With President Clinton entering that phase of his presidency which the unkind and insensitive associate with limping Mallard or tottering Teal, the political fulcrum is beginning to tilt in the direction of other rather less "I must have some of it darling" fashionable corners of this great land. Iowa is one. The recent GOP straw poll was not the kind of place where great future foreign policy was going to be etched in the corn stubble. No sireee! "IF" listened hard to the ground but failed to detect much in the way of discussion on what to do about Ireland or Irish American concerns. And yet, the next president of the United States might have already emerged from this initial skirmish in the corn. The only one of the GOP hopefuls to publicly step into the limelight in an Irish sense so far is Steve Forbes. And hooray for him.
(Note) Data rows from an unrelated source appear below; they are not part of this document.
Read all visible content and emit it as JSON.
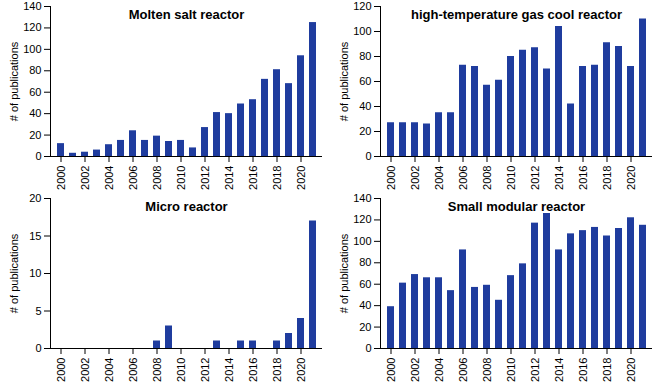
{
  "chart_data": [
    {
      "type": "bar",
      "title": "Molten salt reactor",
      "y_label": "# of publications",
      "categories": [
        "2000",
        null,
        "2002",
        null,
        "2004",
        null,
        "2006",
        null,
        "2008",
        null,
        "2010",
        null,
        "2012",
        null,
        "2014",
        null,
        "2016",
        null,
        "2018",
        null,
        "2020",
        null
      ],
      "values": [
        12,
        3,
        4,
        6,
        11,
        15,
        24,
        15,
        19,
        14,
        15,
        8,
        27,
        41,
        40,
        49,
        53,
        72,
        81,
        68,
        94,
        125
      ],
      "color": "#1f3c9e",
      "ylim": [
        0,
        140
      ],
      "yticks": [
        0,
        20,
        40,
        60,
        80,
        100,
        120,
        140
      ]
    },
    {
      "type": "bar",
      "title": "high-temperature gas cool reactor",
      "y_label": "# of publications",
      "categories": [
        "2000",
        null,
        "2002",
        null,
        "2004",
        null,
        "2006",
        null,
        "2008",
        null,
        "2010",
        null,
        "2012",
        null,
        "2014",
        null,
        "2016",
        null,
        "2018",
        null,
        "2020",
        null
      ],
      "values": [
        27,
        27,
        27,
        26,
        35,
        35,
        73,
        72,
        57,
        61,
        80,
        85,
        87,
        70,
        104,
        42,
        72,
        73,
        91,
        88,
        72,
        110
      ],
      "color": "#1f3c9e",
      "ylim": [
        0,
        120
      ],
      "yticks": [
        0,
        20,
        40,
        60,
        80,
        100,
        120
      ]
    },
    {
      "type": "bar",
      "title": "Micro reactor",
      "y_label": "# of publications",
      "categories": [
        "2000",
        null,
        "2002",
        null,
        "2004",
        null,
        "2006",
        null,
        "2008",
        null,
        "2010",
        null,
        "2012",
        null,
        "2014",
        null,
        "2016",
        null,
        "2018",
        null,
        "2020",
        null
      ],
      "values": [
        0,
        0,
        0,
        0,
        0,
        0,
        0,
        0,
        1,
        3,
        0,
        0,
        0,
        1,
        0,
        1,
        1,
        0,
        1,
        2,
        4,
        17
      ],
      "color": "#1f3c9e",
      "ylim": [
        0,
        20
      ],
      "yticks": [
        0,
        5,
        10,
        15,
        20
      ]
    },
    {
      "type": "bar",
      "title": "Small modular reactor",
      "y_label": "# of publications",
      "categories": [
        "2000",
        null,
        "2002",
        null,
        "2004",
        null,
        "2006",
        null,
        "2008",
        null,
        "2010",
        null,
        "2012",
        null,
        "2014",
        null,
        "2016",
        null,
        "2018",
        null,
        "2020",
        null
      ],
      "values": [
        39,
        61,
        69,
        66,
        66,
        54,
        92,
        57,
        59,
        45,
        68,
        79,
        117,
        126,
        92,
        107,
        110,
        113,
        105,
        112,
        122,
        115
      ],
      "color": "#1f3c9e",
      "ylim": [
        0,
        140
      ],
      "yticks": [
        0,
        20,
        40,
        60,
        80,
        100,
        120,
        140
      ]
    }
  ]
}
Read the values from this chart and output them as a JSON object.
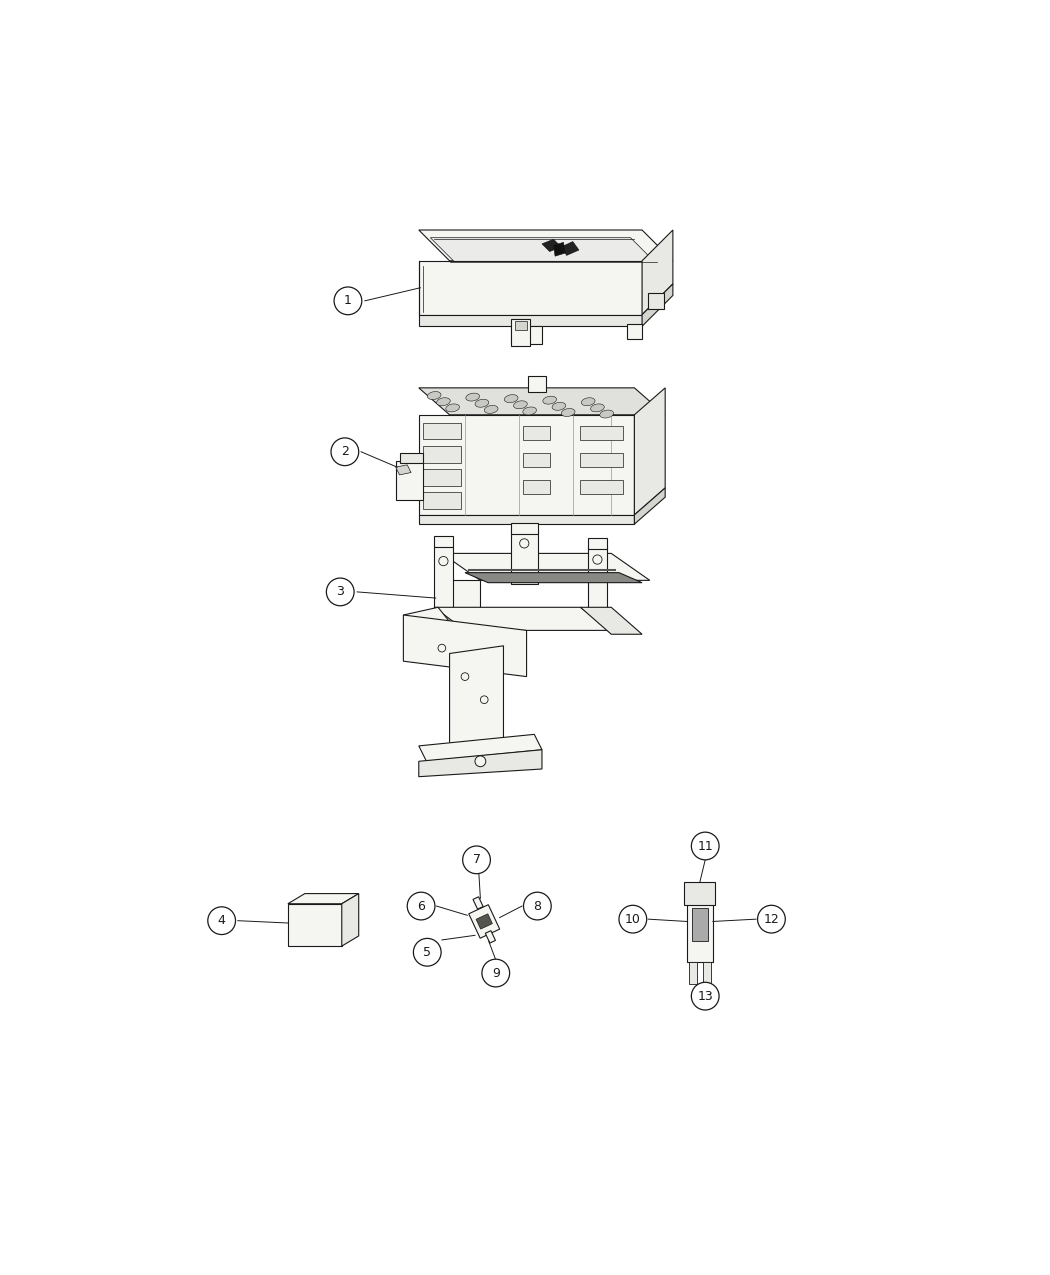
{
  "background_color": "#ffffff",
  "line_color": "#1a1a1a",
  "fig_width": 10.5,
  "fig_height": 12.75,
  "dpi": 100,
  "lw": 0.8,
  "fill_light": "#f5f5f2",
  "fill_mid": "#e8e8e5",
  "fill_dark": "#d5d5d0",
  "circle_r": 0.018
}
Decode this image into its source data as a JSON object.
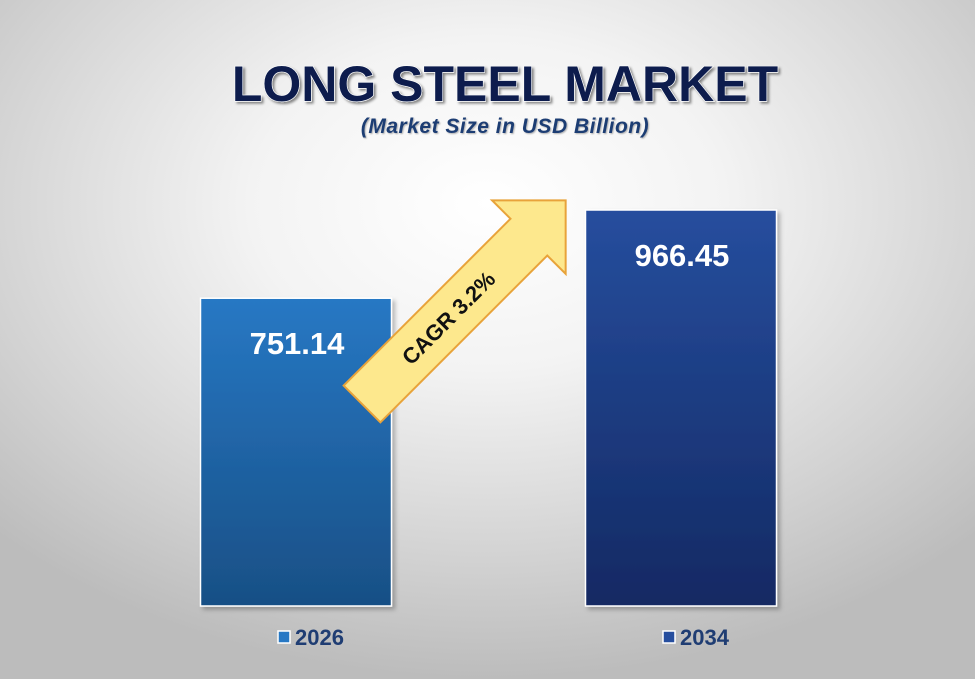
{
  "chart_data": {
    "type": "bar",
    "title": "LONG STEEL MARKET",
    "subtitle": "(Market Size in USD Billion)",
    "categories": [
      "2026",
      "2034"
    ],
    "values": [
      751.14,
      966.45
    ],
    "value_labels": [
      "751.14",
      "966.45"
    ],
    "ylim": [
      0,
      1000
    ],
    "grid": false,
    "legend_position": "bottom",
    "annotation": "CAGR 3.2%",
    "colors": {
      "bar_2026_top": "#2778c4",
      "bar_2026_bottom": "#184f85",
      "bar_2034_top": "#264e9e",
      "bar_2034_bottom": "#132963",
      "title": "#0b1d4e",
      "subtitle": "#1f3d73",
      "arrow_fill": "#fde88d",
      "arrow_stroke": "#e8a33a"
    }
  }
}
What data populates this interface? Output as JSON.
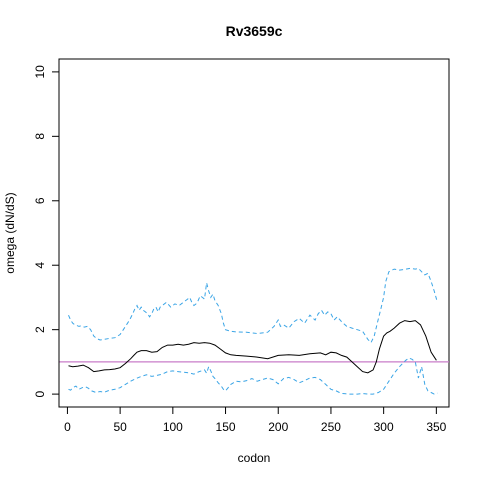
{
  "chart_data": {
    "type": "line",
    "title": "Rv3659c",
    "xlabel": "codon",
    "ylabel": "omega (dN/dS)",
    "xlim": [
      -8,
      362
    ],
    "ylim": [
      -0.4,
      10.4
    ],
    "xticks": [
      0,
      50,
      100,
      150,
      200,
      250,
      300,
      350
    ],
    "yticks": [
      0,
      2,
      4,
      6,
      8,
      10
    ],
    "reference_line": {
      "y": 1,
      "color": "#c87dc8"
    },
    "series": [
      {
        "role": "upper",
        "color": "#3ba5e6",
        "dash": "dashed",
        "x": [
          1,
          3,
          5,
          7,
          9,
          11,
          13,
          16,
          19,
          22,
          25,
          28,
          31,
          35,
          40,
          45,
          50,
          53,
          56,
          59,
          62,
          64,
          66,
          68,
          70,
          72,
          74,
          76,
          78,
          80,
          82,
          84,
          86,
          88,
          90,
          94,
          98,
          102,
          106,
          110,
          114,
          116,
          118,
          120,
          122,
          124,
          126,
          128,
          130,
          132,
          134,
          136,
          138,
          140,
          143,
          146,
          148,
          150,
          155,
          160,
          170,
          180,
          190,
          196,
          200,
          202,
          205,
          210,
          215,
          220,
          225,
          230,
          235,
          238,
          241,
          244,
          247,
          250,
          253,
          256,
          260,
          265,
          270,
          275,
          280,
          285,
          288,
          291,
          294,
          297,
          300,
          302,
          305,
          310,
          315,
          320,
          325,
          330,
          333,
          336,
          339,
          342,
          345,
          348,
          351
        ],
        "y": [
          2.45,
          2.3,
          2.2,
          2.15,
          2.13,
          2.1,
          2.12,
          2.08,
          2.1,
          2.0,
          1.8,
          1.72,
          1.68,
          1.7,
          1.73,
          1.75,
          1.85,
          2.0,
          2.15,
          2.3,
          2.5,
          2.65,
          2.75,
          2.6,
          2.7,
          2.6,
          2.55,
          2.5,
          2.4,
          2.5,
          2.65,
          2.7,
          2.55,
          2.7,
          2.75,
          2.85,
          2.7,
          2.8,
          2.75,
          2.85,
          2.95,
          3.0,
          2.85,
          2.75,
          2.8,
          2.9,
          3.05,
          3.0,
          2.95,
          3.45,
          3.2,
          3.0,
          3.1,
          2.9,
          2.75,
          2.5,
          2.2,
          2.0,
          1.95,
          1.93,
          1.92,
          1.88,
          1.92,
          2.1,
          2.3,
          2.1,
          2.15,
          2.05,
          2.25,
          2.35,
          2.2,
          2.45,
          2.3,
          2.5,
          2.6,
          2.45,
          2.55,
          2.5,
          2.3,
          2.4,
          2.25,
          2.1,
          2.05,
          2.0,
          1.95,
          1.7,
          1.6,
          1.8,
          2.2,
          2.6,
          3.0,
          3.5,
          3.8,
          3.88,
          3.85,
          3.87,
          3.9,
          3.88,
          3.9,
          3.8,
          3.7,
          3.75,
          3.5,
          3.2,
          2.85
        ]
      },
      {
        "role": "estimate",
        "color": "#000000",
        "dash": "solid",
        "x": [
          1,
          5,
          10,
          15,
          20,
          25,
          30,
          35,
          40,
          45,
          50,
          55,
          60,
          63,
          66,
          70,
          75,
          80,
          85,
          90,
          95,
          100,
          105,
          110,
          115,
          120,
          125,
          130,
          135,
          140,
          145,
          150,
          155,
          160,
          170,
          180,
          190,
          200,
          210,
          220,
          230,
          240,
          245,
          250,
          255,
          260,
          265,
          270,
          275,
          280,
          285,
          290,
          293,
          296,
          300,
          303,
          306,
          310,
          315,
          320,
          325,
          330,
          335,
          340,
          345,
          350
        ],
        "y": [
          0.88,
          0.85,
          0.87,
          0.9,
          0.82,
          0.7,
          0.72,
          0.75,
          0.76,
          0.78,
          0.82,
          0.95,
          1.1,
          1.2,
          1.3,
          1.35,
          1.35,
          1.3,
          1.32,
          1.45,
          1.52,
          1.52,
          1.55,
          1.52,
          1.55,
          1.6,
          1.58,
          1.6,
          1.58,
          1.52,
          1.4,
          1.28,
          1.22,
          1.2,
          1.18,
          1.15,
          1.1,
          1.2,
          1.22,
          1.2,
          1.25,
          1.28,
          1.22,
          1.3,
          1.28,
          1.2,
          1.15,
          1.0,
          0.85,
          0.7,
          0.66,
          0.75,
          1.0,
          1.4,
          1.8,
          1.9,
          1.95,
          2.05,
          2.2,
          2.28,
          2.25,
          2.28,
          2.15,
          1.8,
          1.3,
          1.05
        ]
      },
      {
        "role": "lower",
        "color": "#3ba5e6",
        "dash": "dashed",
        "x": [
          1,
          3,
          5,
          8,
          11,
          14,
          17,
          20,
          23,
          27,
          31,
          35,
          40,
          45,
          50,
          55,
          60,
          65,
          70,
          75,
          80,
          85,
          90,
          95,
          100,
          105,
          110,
          115,
          120,
          125,
          130,
          132,
          134,
          136,
          138,
          140,
          143,
          146,
          148,
          150,
          155,
          160,
          165,
          170,
          175,
          180,
          185,
          190,
          195,
          200,
          205,
          210,
          215,
          220,
          225,
          230,
          235,
          240,
          245,
          250,
          255,
          258,
          261,
          264,
          267,
          270,
          275,
          280,
          285,
          290,
          295,
          300,
          305,
          310,
          315,
          318,
          321,
          324,
          327,
          330,
          333,
          336,
          339,
          342,
          345,
          348,
          351
        ],
        "y": [
          0.15,
          0.12,
          0.2,
          0.25,
          0.15,
          0.2,
          0.23,
          0.18,
          0.1,
          0.05,
          0.08,
          0.06,
          0.12,
          0.15,
          0.2,
          0.3,
          0.4,
          0.48,
          0.55,
          0.6,
          0.55,
          0.58,
          0.62,
          0.7,
          0.72,
          0.7,
          0.68,
          0.66,
          0.62,
          0.7,
          0.75,
          0.65,
          0.85,
          0.72,
          0.55,
          0.48,
          0.35,
          0.25,
          0.15,
          0.1,
          0.3,
          0.4,
          0.38,
          0.42,
          0.48,
          0.4,
          0.45,
          0.5,
          0.45,
          0.32,
          0.48,
          0.52,
          0.45,
          0.35,
          0.42,
          0.5,
          0.52,
          0.45,
          0.3,
          0.15,
          0.1,
          0.05,
          0.02,
          0.01,
          0.0,
          0.0,
          0.0,
          0.02,
          0.0,
          0.0,
          0.05,
          0.15,
          0.4,
          0.65,
          0.85,
          0.95,
          1.05,
          1.12,
          1.08,
          1.0,
          0.5,
          0.85,
          0.3,
          0.1,
          0.05,
          0.0,
          0.03
        ]
      }
    ]
  }
}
However, "IF" had a sudden attack of stomach acid the other day after setting eyes on a Boston Herald photo of Forbes, post-Iowa, stepping ashore from his yacht with none other than Margaret Thatcher. Hopefully, Forbes steered the conversation into political waters other than Irish during his encounter with the ironclad lady. "IF" reckons he must have because if he had dared mention those sniveling wretches called the Irish, Maggie T. would have had the poor guy walking the plank right off his own tub. Anyway, the voyage complete, Steve and Margaret made land again to continue their chat. The land in question was, of course, Nantucket.